1. 1.
    +10 -4
    -Tüm herşey o 23 yaşına bastığım gün meydana gelmişti. Uykudan derin ve dayanılmaz bir acı ile uyandım. Göğsüm, kollarım, omuzlarım, sırtım ve başımın her tarafında inanılmaz çığlıklar ve dayanılmaz bir sızı.

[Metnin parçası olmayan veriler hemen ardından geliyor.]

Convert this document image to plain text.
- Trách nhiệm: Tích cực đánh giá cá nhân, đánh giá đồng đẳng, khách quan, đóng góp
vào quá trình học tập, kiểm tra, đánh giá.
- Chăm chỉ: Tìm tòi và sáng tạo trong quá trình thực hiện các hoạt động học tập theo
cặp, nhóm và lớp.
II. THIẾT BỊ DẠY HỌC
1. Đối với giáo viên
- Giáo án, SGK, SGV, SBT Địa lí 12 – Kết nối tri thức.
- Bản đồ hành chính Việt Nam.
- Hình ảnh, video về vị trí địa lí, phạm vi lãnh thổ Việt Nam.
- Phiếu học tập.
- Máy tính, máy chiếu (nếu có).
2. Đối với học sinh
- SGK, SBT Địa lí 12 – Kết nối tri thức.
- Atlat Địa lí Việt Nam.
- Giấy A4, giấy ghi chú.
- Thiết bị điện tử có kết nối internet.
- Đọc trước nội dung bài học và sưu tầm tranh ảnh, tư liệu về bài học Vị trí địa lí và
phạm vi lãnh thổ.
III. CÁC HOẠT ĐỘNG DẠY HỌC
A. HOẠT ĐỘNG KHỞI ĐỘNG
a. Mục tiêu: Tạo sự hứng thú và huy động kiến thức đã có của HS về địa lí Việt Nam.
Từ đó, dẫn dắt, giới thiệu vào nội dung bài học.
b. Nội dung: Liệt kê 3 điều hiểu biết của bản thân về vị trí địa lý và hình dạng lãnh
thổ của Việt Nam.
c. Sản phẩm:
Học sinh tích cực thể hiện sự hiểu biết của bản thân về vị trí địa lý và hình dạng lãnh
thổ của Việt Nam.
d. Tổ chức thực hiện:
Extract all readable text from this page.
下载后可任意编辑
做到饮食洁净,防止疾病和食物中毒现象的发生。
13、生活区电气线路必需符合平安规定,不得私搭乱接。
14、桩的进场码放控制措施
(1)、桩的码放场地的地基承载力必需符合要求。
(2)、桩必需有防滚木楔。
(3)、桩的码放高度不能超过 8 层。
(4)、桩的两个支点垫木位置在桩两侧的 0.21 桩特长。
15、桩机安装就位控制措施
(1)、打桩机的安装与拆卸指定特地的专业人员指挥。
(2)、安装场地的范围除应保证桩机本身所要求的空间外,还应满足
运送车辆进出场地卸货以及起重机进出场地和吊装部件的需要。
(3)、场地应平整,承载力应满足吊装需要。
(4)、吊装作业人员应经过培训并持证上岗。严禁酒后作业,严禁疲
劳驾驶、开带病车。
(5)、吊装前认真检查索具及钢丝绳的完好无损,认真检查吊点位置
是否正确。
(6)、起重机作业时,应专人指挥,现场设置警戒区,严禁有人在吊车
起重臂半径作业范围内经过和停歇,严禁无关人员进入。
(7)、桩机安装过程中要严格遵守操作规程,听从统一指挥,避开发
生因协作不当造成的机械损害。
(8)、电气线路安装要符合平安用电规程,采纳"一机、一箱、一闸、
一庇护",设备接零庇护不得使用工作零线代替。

    Uyku sersemliği haliyle birlikte acılarım da bir olunca yataktan ışığı açmak için kalktığımda kendimi yerde bulmuştum. Başımı iki elimin arasına alarak kulaklarımı kapatmış ve beynimin içerisindeki seslerin dinmesini diliyordum. Zorla toparlanmaya çalıştım. Kalktım ve ışığı açtım. Mutfağa koştum, ağrı kesici ilaçları arıyordum. ilaç kutuları ve şurup şişelerini farkında olmadan patır patır yere döküyordum. Elime alabildiğim ilk ilaç kutusundan birkaç hap çıkarıp yutmaya çabaladım.
    ···
  2. 2.
    +3
    Artık gece çökmüştü ve etrafta derin bir sessizlik vardı. Sadece ortalıkta nöbetçilerin sesleri vardı. Biraz ötede ise yanan bir ateş ve etrafında toplanmış silahlarını kuşanmış 12 13 kişi vardı. Yüksek ses ile birbirleri ile tartışıyorlardı. Tartıştıklarını anlayabilmiştim ancak ne hakkında olduğu konusunda hiç bir fikrim yoktu. Biraz yüksek ses ile birbirilerine bağırdıktan kısa bir süre sonra hepsi teker teker dağılıp kendi kaldıkları yerlere doğru çekildiler.
    ···
  3. 3.
    +3
    Bekir bey bana neyim olduğunu sormuştu. Ve ben de dün gece olanları anlatmaya çalıştım. Bir yandan zihnimden gelen sesler ile uğraşırken bir yandan bekir beyin ne dediğini anlamaya çalışıyordum. Bir ara irkildim ve bekir beyin gözlerimin önünde karardığını gördüm. Uyandığımda kendimi müşahade odasında başucumda 3 doktor ile gördüm. Birbirleri arasında konuşuyorlardı ancak ne dediklerini duyamıyordum. Ve görüntüleri de arada bir gözlerim karardığı için netleşmiyordu. Tekrar uyumuştum. Aradan bayağı saat geçtiğinde kendimi daha iyi hissederek uyandım. Bekir bey yanımdaydı ancak bir hayli endişeli görünüyordu. Surat ifadesi bunu belirtiyordu.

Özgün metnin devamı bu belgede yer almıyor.